I note that Wanda has a couple of Wiglafs, Beowulf’s companion in the dragon battle, in Vision and Monica Rambeau. Both of them help her defeat her dragon self–which is to say, loving support can prevail when we are losing it.

In the end, Wanda lets go and ventures out, just as Beowulf emerges from the undersea cave. Once they have done so, both can once again begin to engage productively with the living world.

Further thought: My one disagreement with Bunch’s analysis is that he thinks that the show gets the acting direct of SWORD wrong:

The only character who has the correct response to Wanda is the acting director of SWORD (Sentient Weapon Observation Response Division), Tyler Hayward (Josh Stamberg), who calls in a drone strike on the monstrously wicked and dangerously powerful Wanda. Yet he is cast as a villain despite being the only person who recognizes the dangers presented by this overpowered war criminal.

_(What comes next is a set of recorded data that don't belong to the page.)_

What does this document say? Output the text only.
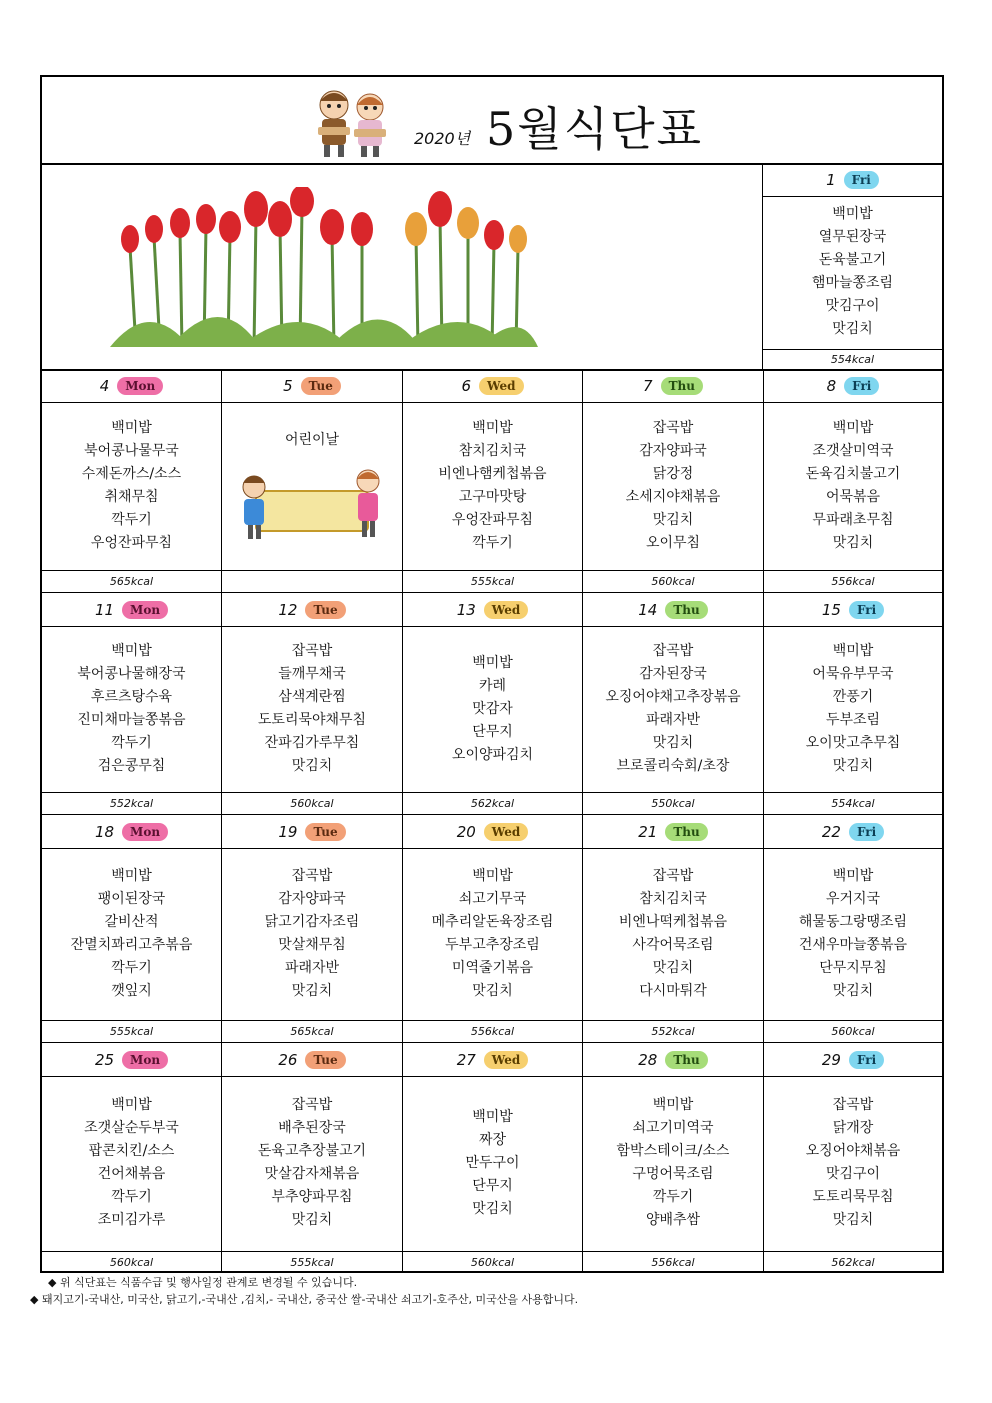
2020년 5월식단표
1	Fri
백미밥
열무된장국
돈육불고기
햄마늘쫑조림
맛김구이
맛김치
554kcal
4	Mon
백미밥
북어콩나물무국
수제돈까스/소스
취채무침
깍두기
우엉잔파무침
565kcal
5	Tue
어린이날
6	Wed
백미밥
참치김치국
비엔나햄케첩볶음
고구마맛탕
우엉잔파무침
깍두기
555kcal
7	Thu
잡곡밥
감자양파국
닭강정
소세지야채볶음
맛김치
오이무침
560kcal
8	Fri
백미밥
조갯살미역국
돈육김치불고기
어묵볶음
무파래초무침
맛김치
556kcal
11	Mon
백미밥
북어콩나물해장국
후르츠탕수육
진미채마늘쫑볶음
깍두기
검은콩무침
552kcal
12	Tue
잡곡밥
들깨무채국
삼색계란찜
도토리묵야채무침
잔파김가루무침
맛김치
560kcal
13	Wed
백미밥
카레
맛감자
단무지
오이양파김치
562kcal
14	Thu
잡곡밥
감자된장국
오징어야채고추장볶음
파래자반
맛김치
브로콜리숙회/초장
550kcal
15	Fri
백미밥
어묵유부무국
깐풍기
두부조림
오이맛고추무침
맛김치
554kcal
18	Mon
백미밥
팽이된장국
갈비산적
잔멸치꽈리고추볶음
깍두기
깻잎지
555kcal
19	Tue
잡곡밥
감자양파국
닭고기감자조림
맛살채무침
파래자반
맛김치
565kcal
20	Wed
백미밥
쇠고기무국
메추리알돈육장조림
두부고추장조림
미역줄기볶음
맛김치
556kcal
21	Thu
잡곡밥
참치김치국
비엔나떡케첩볶음
사각어묵조림
맛김치
다시마튀각
552kcal
22	Fri
백미밥
우거지국
해물동그랑땡조림
건새우마늘쫑볶음
단무지무침
맛김치
560kcal
25	Mon
백미밥
조갯살순두부국
팝콘치킨/소스
건어채볶음
깍두기
조미김가루
560kcal
26	Tue
잡곡밥
배추된장국
돈육고추장불고기
맛살감자채볶음
부추양파무침
맛김치
555kcal
27	Wed
백미밥
짜장
만두구이
단무지
맛김치
560kcal
28	Thu
백미밥
쇠고기미역국
함박스테이크/소스
구멍어묵조림
깍두기
양배추쌈
556kcal
29	Fri
잡곡밥
닭개장
오징어야채볶음
맛김구이
도토리묵무침
맛김치
562kcal
◆ 위 식단표는 식품수급 및 행사일정 관계로 변경될 수 있습니다.
◆ 돼지고기-국내산, 미국산, 닭고기,-국내산 ,김치,- 국내산, 중국산 쌀-국내산 쇠고기-호주산, 미국산을 사용합니다.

Putting aside how we should deal with war criminals, the way to deal with dangerous grieving is not through force. Beowulf learns this when he tries using first his arm strength (will power) and then Unferth’s sword (conventional force) against Grendel’s Mother. Only something from the spirit works with such people. Monica Rambeau realizes this when she says she wants to understand Wanda, not take her out. Because such understanding occurs, Wanda overcomes her inner darkness.

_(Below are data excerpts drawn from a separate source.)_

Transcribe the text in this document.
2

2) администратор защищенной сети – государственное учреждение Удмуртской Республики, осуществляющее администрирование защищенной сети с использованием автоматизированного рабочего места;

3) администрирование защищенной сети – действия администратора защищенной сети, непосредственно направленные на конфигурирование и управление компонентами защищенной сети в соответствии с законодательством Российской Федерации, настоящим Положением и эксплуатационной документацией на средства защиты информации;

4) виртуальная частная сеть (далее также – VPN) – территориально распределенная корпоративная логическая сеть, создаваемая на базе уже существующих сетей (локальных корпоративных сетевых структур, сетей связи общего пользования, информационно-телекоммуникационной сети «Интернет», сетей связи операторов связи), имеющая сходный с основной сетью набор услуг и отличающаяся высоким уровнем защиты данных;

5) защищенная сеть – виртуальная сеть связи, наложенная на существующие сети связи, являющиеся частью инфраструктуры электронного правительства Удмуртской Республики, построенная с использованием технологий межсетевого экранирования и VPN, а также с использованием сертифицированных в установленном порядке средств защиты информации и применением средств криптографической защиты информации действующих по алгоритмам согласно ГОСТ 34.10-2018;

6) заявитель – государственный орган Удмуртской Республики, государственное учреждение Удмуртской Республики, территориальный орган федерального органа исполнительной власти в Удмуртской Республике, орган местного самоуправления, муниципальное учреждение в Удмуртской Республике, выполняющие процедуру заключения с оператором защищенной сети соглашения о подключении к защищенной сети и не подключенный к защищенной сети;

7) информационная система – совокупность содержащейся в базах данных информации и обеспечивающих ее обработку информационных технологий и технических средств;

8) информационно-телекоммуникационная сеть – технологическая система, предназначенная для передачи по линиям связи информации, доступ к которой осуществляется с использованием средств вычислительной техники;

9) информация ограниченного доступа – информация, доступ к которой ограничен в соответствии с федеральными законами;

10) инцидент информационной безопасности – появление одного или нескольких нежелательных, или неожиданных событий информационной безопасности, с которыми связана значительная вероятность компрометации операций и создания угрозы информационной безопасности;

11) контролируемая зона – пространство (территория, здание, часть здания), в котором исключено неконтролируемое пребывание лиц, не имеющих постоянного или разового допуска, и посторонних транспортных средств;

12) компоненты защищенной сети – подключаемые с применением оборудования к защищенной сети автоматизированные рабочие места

For comparison’s sake, Wanda can be compared with another superhero that goes Grendel’s Mother after losing a loved one. In Season 6 of Buffy the Vampire Slayer, lesbian witch Willow Rosenberg goes ballistic after a man rapes and kills her partner. Her anger is so large that, after skinning him alive, she threatens to take down the whole universe. She recovers only after another member of the group soothes her with tender childhood reminiscences, which remind her of her best self. The essay I wrote on the episode was one of this blog’s first posts.